I imagine and am quite sure the other nine lepers were just as grateful as the one who returned. But their gratitude focused on themselves. Certainly, they raised voices of elation and possibly even gratitude to God and called after the one returning to Jesus, “Hey, he said, go to the priests, where are you off to?” Their hearts were still absorbed by their own needs and concerns, and their gratitude didn’t translate into humble thanks to Jesus. Only the one returned. And this is what astounded and I imagine sorrowed Jesus. Just as he said in Matthew 23:37 and Luke 13:34 when thinking of Jerusalem, “Jerusalem, Jerusalem, you who kill the prophets and stone those sent to you, how often I have longed to gather your children together, as a hen gathers her chicks under her wings, and you were not willing.”

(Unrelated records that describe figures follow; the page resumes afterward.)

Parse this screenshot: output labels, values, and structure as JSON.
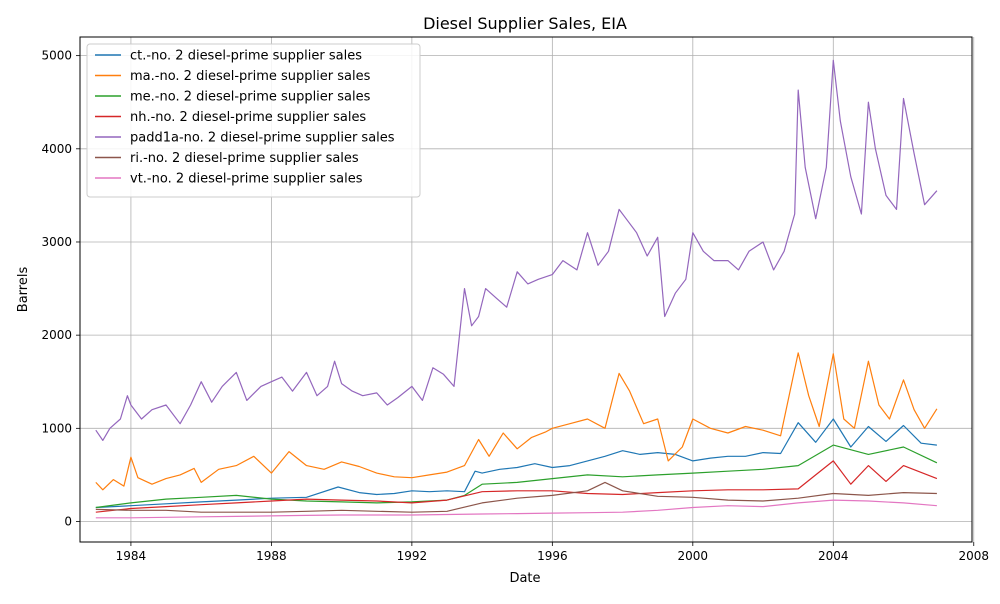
{
  "chart_data": {
    "type": "line",
    "title": "Diesel Supplier Sales, EIA",
    "xlabel": "Date",
    "ylabel": "Barrels",
    "xlim": [
      1982.55,
      2007.95
    ],
    "ylim": [
      -220,
      5200
    ],
    "x_ticks": [
      1984,
      1988,
      1992,
      1996,
      2000,
      2004,
      2008
    ],
    "x_tick_labels": [
      "1984",
      "1988",
      "1992",
      "1996",
      "2000",
      "2004",
      "2008"
    ],
    "y_ticks": [
      0,
      1000,
      2000,
      3000,
      4000,
      5000
    ],
    "y_tick_labels": [
      "0",
      "1000",
      "2000",
      "3000",
      "4000",
      "5000"
    ],
    "grid": true,
    "legend_position": "top-left",
    "series": [
      {
        "name": "ct.-no. 2 diesel-prime supplier sales",
        "color": "#1f77b4",
        "x": [
          1983.0,
          1984.0,
          1985.0,
          1986.0,
          1987.0,
          1988.0,
          1989.0,
          1989.9,
          1990.5,
          1991.0,
          1991.5,
          1992.0,
          1992.5,
          1993.0,
          1993.5,
          1993.8,
          1994.0,
          1994.5,
          1995.0,
          1995.5,
          1996.0,
          1996.5,
          1997.0,
          1997.5,
          1998.0,
          1998.5,
          1999.0,
          1999.5,
          2000.0,
          2000.5,
          2001.0,
          2001.5,
          2002.0,
          2002.5,
          2003.0,
          2003.5,
          2004.0,
          2004.5,
          2005.0,
          2005.5,
          2006.0,
          2006.5,
          2006.95
        ],
        "y": [
          150,
          170,
          190,
          210,
          230,
          250,
          260,
          370,
          310,
          290,
          300,
          330,
          320,
          330,
          320,
          540,
          520,
          560,
          580,
          620,
          580,
          600,
          650,
          700,
          760,
          720,
          740,
          720,
          650,
          680,
          700,
          700,
          740,
          730,
          1060,
          850,
          1100,
          800,
          1020,
          860,
          1030,
          840,
          820
        ]
      },
      {
        "name": "ma.-no. 2 diesel-prime supplier sales",
        "color": "#ff7f0e",
        "x": [
          1983.0,
          1983.2,
          1983.5,
          1983.8,
          1984.0,
          1984.2,
          1984.6,
          1985.0,
          1985.4,
          1985.8,
          1986.0,
          1986.5,
          1987.0,
          1987.5,
          1988.0,
          1988.5,
          1989.0,
          1989.5,
          1990.0,
          1990.5,
          1991.0,
          1991.5,
          1992.0,
          1992.5,
          1993.0,
          1993.5,
          1993.9,
          1994.2,
          1994.6,
          1995.0,
          1995.4,
          1995.8,
          1996.0,
          1996.5,
          1997.0,
          1997.5,
          1997.9,
          1998.2,
          1998.6,
          1999.0,
          1999.3,
          1999.7,
          2000.0,
          2000.5,
          2001.0,
          2001.5,
          2002.0,
          2002.5,
          2003.0,
          2003.3,
          2003.6,
          2004.0,
          2004.3,
          2004.6,
          2005.0,
          2005.3,
          2005.6,
          2006.0,
          2006.3,
          2006.6,
          2006.95
        ],
        "y": [
          420,
          340,
          450,
          380,
          690,
          470,
          400,
          460,
          500,
          570,
          420,
          560,
          600,
          700,
          520,
          750,
          600,
          560,
          640,
          590,
          520,
          480,
          470,
          500,
          530,
          600,
          880,
          700,
          950,
          780,
          900,
          960,
          1000,
          1050,
          1100,
          1000,
          1590,
          1400,
          1050,
          1100,
          650,
          800,
          1100,
          1000,
          950,
          1020,
          980,
          920,
          1810,
          1350,
          1020,
          1800,
          1100,
          1000,
          1720,
          1250,
          1100,
          1520,
          1200,
          1000,
          1210
        ]
      },
      {
        "name": "me.-no. 2 diesel-prime supplier sales",
        "color": "#2ca02c",
        "x": [
          1983.0,
          1984.0,
          1985.0,
          1986.0,
          1987.0,
          1988.0,
          1989.0,
          1990.0,
          1991.0,
          1992.0,
          1993.0,
          1993.5,
          1994.0,
          1995.0,
          1996.0,
          1997.0,
          1998.0,
          1999.0,
          2000.0,
          2001.0,
          2002.0,
          2003.0,
          2004.0,
          2005.0,
          2006.0,
          2006.95
        ],
        "y": [
          150,
          200,
          240,
          260,
          280,
          240,
          220,
          210,
          200,
          210,
          230,
          280,
          400,
          420,
          460,
          500,
          480,
          500,
          520,
          540,
          560,
          600,
          820,
          720,
          800,
          630
        ]
      },
      {
        "name": "nh.-no. 2 diesel-prime supplier sales",
        "color": "#d62728",
        "x": [
          1983.0,
          1984.0,
          1985.0,
          1986.0,
          1987.0,
          1988.0,
          1989.0,
          1990.0,
          1991.0,
          1992.0,
          1993.0,
          1994.0,
          1995.0,
          1996.0,
          1997.0,
          1998.0,
          1999.0,
          2000.0,
          2001.0,
          2002.0,
          2003.0,
          2003.5,
          2004.0,
          2004.5,
          2005.0,
          2005.5,
          2006.0,
          2006.95
        ],
        "y": [
          100,
          140,
          160,
          180,
          200,
          220,
          240,
          230,
          220,
          200,
          230,
          320,
          330,
          330,
          300,
          290,
          310,
          330,
          340,
          340,
          350,
          500,
          650,
          400,
          600,
          430,
          600,
          460
        ]
      },
      {
        "name": "padd1a-no. 2 diesel-prime supplier sales",
        "color": "#9467bd",
        "x": [
          1983.0,
          1983.2,
          1983.4,
          1983.7,
          1983.9,
          1984.0,
          1984.3,
          1984.6,
          1985.0,
          1985.4,
          1985.7,
          1986.0,
          1986.3,
          1986.6,
          1987.0,
          1987.3,
          1987.7,
          1988.0,
          1988.3,
          1988.6,
          1989.0,
          1989.3,
          1989.6,
          1989.8,
          1990.0,
          1990.3,
          1990.6,
          1991.0,
          1991.3,
          1991.6,
          1992.0,
          1992.3,
          1992.6,
          1992.9,
          1993.2,
          1993.5,
          1993.7,
          1993.9,
          1994.1,
          1994.4,
          1994.7,
          1995.0,
          1995.3,
          1995.6,
          1996.0,
          1996.3,
          1996.7,
          1997.0,
          1997.3,
          1997.6,
          1997.9,
          1998.1,
          1998.4,
          1998.7,
          1999.0,
          1999.2,
          1999.5,
          1999.8,
          2000.0,
          2000.3,
          2000.6,
          2001.0,
          2001.3,
          2001.6,
          2002.0,
          2002.3,
          2002.6,
          2002.9,
          2003.0,
          2003.2,
          2003.5,
          2003.8,
          2004.0,
          2004.2,
          2004.5,
          2004.8,
          2005.0,
          2005.2,
          2005.5,
          2005.8,
          2006.0,
          2006.3,
          2006.6,
          2006.95
        ],
        "y": [
          980,
          870,
          1000,
          1100,
          1350,
          1250,
          1100,
          1200,
          1250,
          1050,
          1250,
          1500,
          1280,
          1450,
          1600,
          1300,
          1450,
          1500,
          1550,
          1400,
          1600,
          1350,
          1450,
          1720,
          1480,
          1400,
          1350,
          1380,
          1250,
          1330,
          1450,
          1300,
          1650,
          1580,
          1450,
          2500,
          2100,
          2200,
          2500,
          2400,
          2300,
          2680,
          2550,
          2600,
          2650,
          2800,
          2700,
          3100,
          2750,
          2900,
          3350,
          3250,
          3100,
          2850,
          3050,
          2200,
          2450,
          2600,
          3100,
          2900,
          2800,
          2800,
          2700,
          2900,
          3000,
          2700,
          2900,
          3300,
          4630,
          3800,
          3250,
          3800,
          4950,
          4300,
          3700,
          3300,
          4500,
          4000,
          3500,
          3350,
          4540,
          3950,
          3400,
          3550
        ]
      },
      {
        "name": "ri.-no. 2 diesel-prime supplier sales",
        "color": "#8c564b",
        "x": [
          1983.0,
          1984.0,
          1985.0,
          1986.0,
          1987.0,
          1988.0,
          1989.0,
          1990.0,
          1991.0,
          1992.0,
          1993.0,
          1994.0,
          1995.0,
          1996.0,
          1997.0,
          1997.5,
          1998.0,
          1999.0,
          2000.0,
          2001.0,
          2002.0,
          2003.0,
          2004.0,
          2005.0,
          2006.0,
          2006.95
        ],
        "y": [
          130,
          120,
          120,
          100,
          100,
          100,
          110,
          120,
          110,
          100,
          110,
          200,
          250,
          280,
          330,
          420,
          330,
          270,
          260,
          230,
          220,
          250,
          300,
          280,
          310,
          300
        ]
      },
      {
        "name": "vt.-no. 2 diesel-prime supplier sales",
        "color": "#e377c2",
        "x": [
          1983.0,
          1984.0,
          1985.0,
          1986.0,
          1987.0,
          1988.0,
          1989.0,
          1990.0,
          1991.0,
          1992.0,
          1993.0,
          1994.0,
          1995.0,
          1996.0,
          1997.0,
          1998.0,
          1999.0,
          2000.0,
          2001.0,
          2002.0,
          2003.0,
          2004.0,
          2005.0,
          2006.0,
          2006.95
        ],
        "y": [
          40,
          40,
          45,
          50,
          55,
          60,
          65,
          70,
          70,
          70,
          75,
          80,
          85,
          90,
          95,
          100,
          120,
          150,
          170,
          160,
          200,
          230,
          220,
          200,
          170
        ]
      }
    ]
  }
}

“So what’s in a little thank you?” Well, I don’t think it’s just the words and the sentiment, or all those excellent AI programs and websites would be all that we need. The one leper who returned seems to have been driven, impelled to return and give thanks. He didn’t wait. As soon as he realized he was healed, he “turned around and came back, shouting his gratitude, glorifying God.” He didn’t care if the others were going on or jeering at him, reminding him that, healed or not, he couldn’t get on with his life till the priest had seen him. Every fibre of his being was enslaved to this one need, to worship Jesus.
And that is what shows the difference in him. He didn’t decide to return and be grateful. He was overcome with gratitude for what Jesus had done. His focus was on Jesus, the giver of the blessing, not the blessing per se, nor all that it portended for his future. It wasn’t that he was healed, but that Jesus had loved him enough to heal him. He returned to worship the one who loved, because he loved him, not because he was healed.
When Jesus says “except this outsider,” he’s not speaking of the leper's status, either as a former leper or as a Samaritan. Jesus is making the point that he is the only one who recognized who he was. The other nine, sadly, thought that the only thing wrong with them was the leprosy, and once that was healed, as grateful for that as they were, that was the end of it. They were free. Only the one saw that he was an outsider, in need of Jesus for his whole life. And this is what Jesus cares about.
Jesus cares about the outsiders, the Samaritans, the lepers, us, and he cares that we come to see and know that it’s not enough to have a little blessing and grace and feel like we’re healed. Only when we return to him with truly thankful, penitent hearts, impelled by gratitude, do we show that faith by which Jesus can say, “Your faith has healed and saved you.”
We hold the tradition of saying grace before a meal to thank God for his bounty, but our reading from Deuteronomy 8 says, “After a meal, satisfied, bless God, your God, for the good land he has given you.” When we see how God, by the Holy Spirit, has healed us and blessed us, may we be moved by gratitude in the very depths of our being to kneel down and worship our Lord and Saviour, Jesus Christ. In a little thank you, is the grace to heal and the faith to save.